Monday, July 1, 2013

The Last Days of Disco (1998) * * *





Directed by:  Whit Stillman

Starring:  Kate Beckinsale, Chloe Sevigny, Matt Ross, Chris Eigeman

Things change and nothing lasts forever, not even disco, although such a truth actually takes the characters here by surprise.     Disco and disco nightclubs like Studio 54 were so popular that it seemed the light would never stop shining on them.     Who doesn't want to listen to feel-good music and dance all night long every night?    After a while, many people.    As one character says in The Last Days Of Disco,  "People are tired.   They're strung out."    The popularity of disco gave way to the inevitable backlash and then its decline.     "Disco Demolition Night" was a rally held in Chicago in 1979 and, capitalizing on the backlash, encouraged people to destroy their disco records.    It nearly turned into a riot.    People kept dancing, just not to disco.

Whit Stillman's The Last Days Of Disco focuses on a group of friends who graduated from college in the late-1970s and tried to make their mark in New York of "the very early 1980s"    To women like Charlotte (Beckinsale) and Alice (Sevigny), they showed up at nightclubs because they were the place to be and young women were expected to be there.     Being allowed in to places like Studio 54 reinforced their self-image.     They dance and meet guys, but mostly they're happy that they've socially "arrived" by being in the club in the first place.  

Charlotte is the more talkative of the two; dispensing advice on how to behave in a nightclub as if she were some sort of expert herself.     Alice is quieter, looking for love, and after a few false starts, thinks she finds it in the form of Des (Eigeman), who works at the club although his function is mostly getting yelled at for letting in his "undesirable advertising friends".    Des is kind of a lout and so lacks the courage to be honest with women that he breaks up with them by stating, "I just found out I'm gay."    He claims he discovered this by watching Wild Kingdom.    When confronted by an angry former squeeze he dumped using this pretense, she asks, "Have you ever had sex with a man?"  He responds by accusing her of narrowly defining homosexuality as just having sex with men.     Des is straight and uses the gay angle because he has run out of legitimate excuses to dump his one-night stands.    

Both Charlotte and Alice work for a publishing company as the peons who read the hundreds of unsolicited manuscripts that come pouring in.    They aspire to be "associate editors" because in the publishing world of the early 80's, this must've been where the big bucks were, or where they thought they were.      They yearn to have an apartment, even a "railroad" one, which means someone has to walk through two bedrooms in order to get to the bathroom.   Or, if they desire, they can exit one door of the very long apartment, walk down the hall, and then re-enter in another door.     They take it, but it quickly cramps everyone's style when they bring home their boyfriends.    
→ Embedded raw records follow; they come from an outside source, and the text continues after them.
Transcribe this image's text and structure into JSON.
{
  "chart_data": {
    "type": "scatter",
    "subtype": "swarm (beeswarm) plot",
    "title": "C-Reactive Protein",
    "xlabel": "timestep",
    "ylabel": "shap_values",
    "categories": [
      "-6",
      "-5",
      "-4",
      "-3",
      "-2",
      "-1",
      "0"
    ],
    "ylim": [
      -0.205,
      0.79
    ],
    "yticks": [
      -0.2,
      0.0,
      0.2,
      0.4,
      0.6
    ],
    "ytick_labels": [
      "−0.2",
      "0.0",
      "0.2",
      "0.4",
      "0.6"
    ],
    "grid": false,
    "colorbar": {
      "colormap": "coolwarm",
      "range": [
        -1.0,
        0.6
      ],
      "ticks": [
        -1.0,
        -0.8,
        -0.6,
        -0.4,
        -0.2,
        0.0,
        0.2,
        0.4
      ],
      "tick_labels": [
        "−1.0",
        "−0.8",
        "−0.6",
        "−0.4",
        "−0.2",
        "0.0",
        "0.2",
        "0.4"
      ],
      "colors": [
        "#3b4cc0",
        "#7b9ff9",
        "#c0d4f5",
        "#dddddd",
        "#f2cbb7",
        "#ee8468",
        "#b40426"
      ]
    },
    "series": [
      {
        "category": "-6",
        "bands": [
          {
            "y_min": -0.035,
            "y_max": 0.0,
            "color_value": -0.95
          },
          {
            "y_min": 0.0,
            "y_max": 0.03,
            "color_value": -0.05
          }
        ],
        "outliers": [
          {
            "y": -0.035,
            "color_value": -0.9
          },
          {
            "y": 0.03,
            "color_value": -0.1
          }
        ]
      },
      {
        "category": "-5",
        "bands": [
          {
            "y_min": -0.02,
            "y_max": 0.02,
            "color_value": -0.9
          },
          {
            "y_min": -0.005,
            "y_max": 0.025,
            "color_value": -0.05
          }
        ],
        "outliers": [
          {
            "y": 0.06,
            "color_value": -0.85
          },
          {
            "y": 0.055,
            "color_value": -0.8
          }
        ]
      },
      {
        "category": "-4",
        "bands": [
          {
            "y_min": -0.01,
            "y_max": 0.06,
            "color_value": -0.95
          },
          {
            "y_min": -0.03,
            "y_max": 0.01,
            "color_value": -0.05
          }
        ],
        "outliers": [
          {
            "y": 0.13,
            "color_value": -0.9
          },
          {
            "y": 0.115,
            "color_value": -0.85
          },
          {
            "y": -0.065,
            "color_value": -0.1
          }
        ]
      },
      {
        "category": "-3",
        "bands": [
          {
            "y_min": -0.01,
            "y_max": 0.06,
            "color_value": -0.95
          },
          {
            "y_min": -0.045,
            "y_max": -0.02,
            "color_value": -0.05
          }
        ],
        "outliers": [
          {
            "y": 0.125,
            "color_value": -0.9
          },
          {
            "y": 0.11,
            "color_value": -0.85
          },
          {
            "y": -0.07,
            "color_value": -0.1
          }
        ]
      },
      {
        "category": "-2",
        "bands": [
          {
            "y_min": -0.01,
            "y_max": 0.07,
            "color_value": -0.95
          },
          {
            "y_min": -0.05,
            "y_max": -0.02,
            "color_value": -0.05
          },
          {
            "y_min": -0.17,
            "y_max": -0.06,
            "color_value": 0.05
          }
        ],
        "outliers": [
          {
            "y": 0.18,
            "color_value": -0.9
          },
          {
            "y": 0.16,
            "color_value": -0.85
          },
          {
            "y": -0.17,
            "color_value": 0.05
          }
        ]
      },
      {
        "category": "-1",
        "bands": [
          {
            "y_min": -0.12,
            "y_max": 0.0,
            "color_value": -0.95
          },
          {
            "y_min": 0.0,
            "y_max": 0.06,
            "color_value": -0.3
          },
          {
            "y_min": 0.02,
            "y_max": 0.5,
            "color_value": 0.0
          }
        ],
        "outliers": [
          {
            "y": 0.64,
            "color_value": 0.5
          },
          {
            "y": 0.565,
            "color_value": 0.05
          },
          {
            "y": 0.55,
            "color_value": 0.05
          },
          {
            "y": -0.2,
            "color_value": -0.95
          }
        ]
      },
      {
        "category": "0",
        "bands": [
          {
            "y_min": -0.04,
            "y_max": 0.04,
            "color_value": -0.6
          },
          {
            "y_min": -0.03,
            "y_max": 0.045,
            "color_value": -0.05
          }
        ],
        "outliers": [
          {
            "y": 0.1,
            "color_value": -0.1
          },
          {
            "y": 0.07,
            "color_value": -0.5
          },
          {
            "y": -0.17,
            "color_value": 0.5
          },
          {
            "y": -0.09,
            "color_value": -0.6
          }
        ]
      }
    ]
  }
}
The Last Days Of Disco works well at convincingly capturing the mood of the early 80's pre-AIDS epidemic era, when herpes was considered the worst of all possible STD's.     Shades of the eventual fate of Studio 54 are alluded to, as the unnamed nightclub attended by the characters becomes a warehouse for laundering and embezzlement.     Cocaine use goes from recreational to rampant, especially for Des, who feels great pressure juggling all of his lies.      Sometimes, the dialogue and conversations become too elliptical, as if Stillman was too in love with his work to cut any of it out.    Many of these conversations are held in the nightclub, where the characters use their inside voices when the blaring music should be forcing them to shout at the top of their lungs.     It's not appealing to hear people shouting at each other, so this sacrifice of realism had to be made.

The people here couldn't possibly see ahead to AIDS, yuppie materialism, and Reaganomics.   They live in the moment, caring only about what makes them happy now and I suppose that's true of most people.    The crowds outside of Studio 54 grew smaller and the thrill of being allowed past the velvet rope into the club became less and less.    A character named Jan, who acted as the cold, ruthless bouncer that held a person's social status in his hands at the velvet rope, sums up that the bottom fell out on disco and places like Studio 54 outlived their usefulness.      Like disco, youth goes away as quickly as it arrived.